Retour à l'équilibre


2017 marque un retour à l'équilibre : sur un effectif moyen de 91 VL, 13 cas de mammites cliniques sont recensés, chez 13 individus différents, soit 14% du troupeau de VL. Onze mammites subcliniques sont survenues, dont deux ont dégénéré en mammites cliniques. « Sur les 20 individus atteints de mammites (cliniques ou subcliniques), un seul a été réformé pour cette raison.
Cet exemple concret illustre bien la divergence d'approche de la question de la santé animale en agriculture conventionnelle et biologique.

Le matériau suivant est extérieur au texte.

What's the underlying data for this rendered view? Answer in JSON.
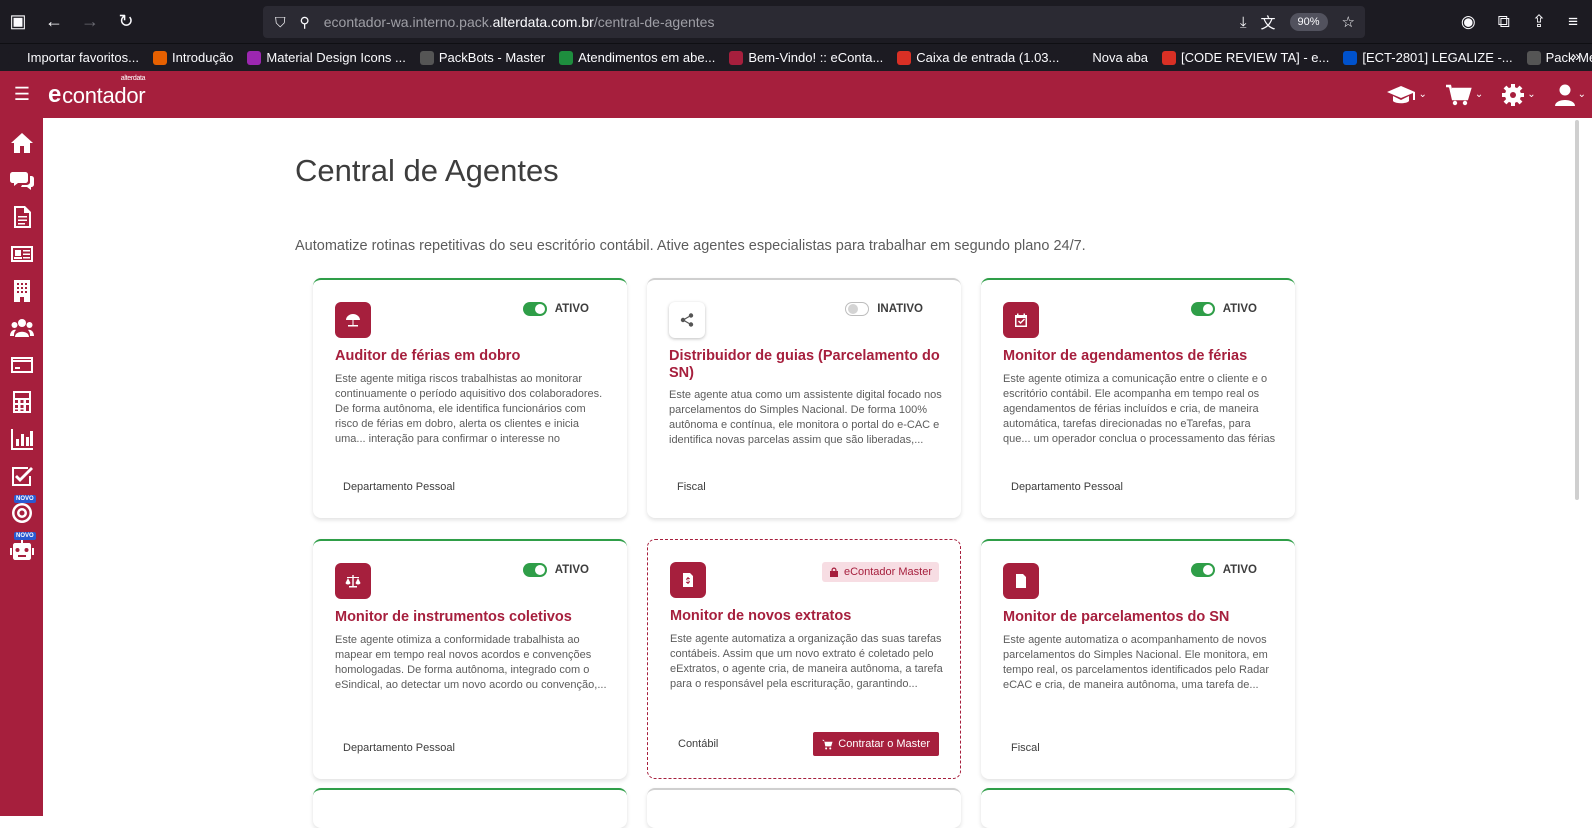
{
  "browser": {
    "url_prefix": "econtador-wa.interno.pack.",
    "url_domain": "alterdata.com.br",
    "url_path": "/central-de-agentes",
    "zoom": "90%"
  },
  "bookmarks": [
    {
      "label": "Importar favoritos...",
      "color": "#1c1b22"
    },
    {
      "label": "Introdução",
      "color": "#e66000"
    },
    {
      "label": "Material Design Icons ...",
      "color": "#9c27b0"
    },
    {
      "label": "PackBots - Master",
      "color": "#555555"
    },
    {
      "label": "Atendimentos em abe...",
      "color": "#1e8e3e"
    },
    {
      "label": "Bem-Vindo! :: eConta...",
      "color": "#a61f3d"
    },
    {
      "label": "Caixa de entrada (1.03...",
      "color": "#d93025"
    },
    {
      "label": "Nova aba",
      "color": "#1c1b22"
    },
    {
      "label": "[CODE REVIEW TA] - e...",
      "color": "#d93025"
    },
    {
      "label": "[ECT-2801] LEGALIZE -...",
      "color": "#0052cc"
    },
    {
      "label": "Pack Mensageiro",
      "color": "#555555"
    }
  ],
  "app": {
    "logo_text": "contador",
    "logo_brand": "alterdata",
    "accent": "#a61f3d"
  },
  "sidebar": {
    "novo_label": "NOVO"
  },
  "page": {
    "title": "Central de Agentes",
    "subtitle": "Automatize rotinas repetitivas do seu escritório contábil. Ative agentes especialistas para trabalhar em segundo plano 24/7."
  },
  "cards": [
    {
      "title": "Auditor de férias em dobro",
      "status": "ATIVO",
      "description": "Este agente mitiga riscos trabalhistas ao monitorar continuamente o período aquisitivo dos colaboradores. De forma autônoma, ele identifica funcionários com risco de férias em dobro, alerta os clientes e inicia uma... interação para confirmar o interesse no agendamento,",
      "tag": "Departamento Pessoal"
    },
    {
      "title": "Distribuidor de guias (Parcelamento do SN)",
      "status": "INATIVO",
      "description": "Este agente atua como um assistente digital focado nos parcelamentos do Simples Nacional. De forma 100% autônoma e contínua, ele monitora o portal do e-CAC e identifica novas parcelas assim que são liberadas,...",
      "tag": "Fiscal"
    },
    {
      "title": "Monitor de agendamentos de férias",
      "status": "ATIVO",
      "description": "Este agente otimiza a comunicação entre o cliente e o escritório contábil. Ele acompanha em tempo real os agendamentos de férias incluídos e cria, de maneira automática, tarefas direcionadas no eTarefas, para que... um operador conclua o processamento das férias do",
      "tag": "Departamento Pessoal"
    },
    {
      "title": "Monitor de instrumentos coletivos",
      "status": "ATIVO",
      "description": "Este agente otimiza a conformidade trabalhista ao mapear em tempo real novos acordos e convenções homologadas. De forma autônoma, integrado com o eSindical, ao detectar um novo acordo ou convenção,...",
      "tag": "Departamento Pessoal"
    },
    {
      "title": "Monitor de novos extratos",
      "badge": "eContador Master",
      "description": "Este agente automatiza a organização das suas tarefas contábeis. Assim que um novo extrato é coletado pelo eExtratos, o agente cria, de maneira autônoma, a tarefa para o responsável pela escrituração, garantindo...",
      "tag": "Contábil",
      "button": "Contratar o Master"
    },
    {
      "title": "Monitor de parcelamentos do SN",
      "status": "ATIVO",
      "description": "Este agente automatiza o acompanhamento de novos parcelamentos do Simples Nacional. Ele monitora, em tempo real, os parcelamentos identificados pelo Radar eCAC e cria, de maneira autônoma, uma tarefa de...",
      "tag": "Fiscal"
    }
  ]
}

Comme le rappelle le vétérinaire homéopathe Gilles Gromont « dans le système conventionnel, les vaccins et les antiparasitaires systématiques constituent la base de la pyramide de la santé des animaux. Viennent ensuite les corrections éventuelles avec des médicaments (allopathie). Dépourvu des traitements qui constituaient jusqu'alors pour lui des gages de sécurité, l'éleveur biologique est obligé de se reposer sur l'immunité naturelle des animaux, qui constitue dès lors la base de la pyramide. Viennent ensuite les corrections éventuelles avec des solutions alternatives de soins (phytothérapie, aromathérapie, compléments alimentaires), puis enfin l'emploi des vaccins et médicaments autorisés dont l'usage est minoritaire et réservé à des cas précis. » C'est un état d'équilibre en santé animale à l'échelle du troupeau qui est visé. Il se caractérise par une faible proportion d'animaux malades, un recours restreint aux médicaments allopathiques. Un changement d'alimentation, de pratiques – le passage à la monotraite par exemple – de conditions de logement, ou un stress climatique, entraine une rupture d'équilibre et entame la capacité de résistance des animaux aux agressions extérieures. Quand il se convertit à l'agriculture biologique, l'éleveur change de rôle et passe d'une logique de gestion des problèmes sanitaires à une logique de maîtrise sanitaire globale, dont il est le premier acteur à travers le management du troupeau.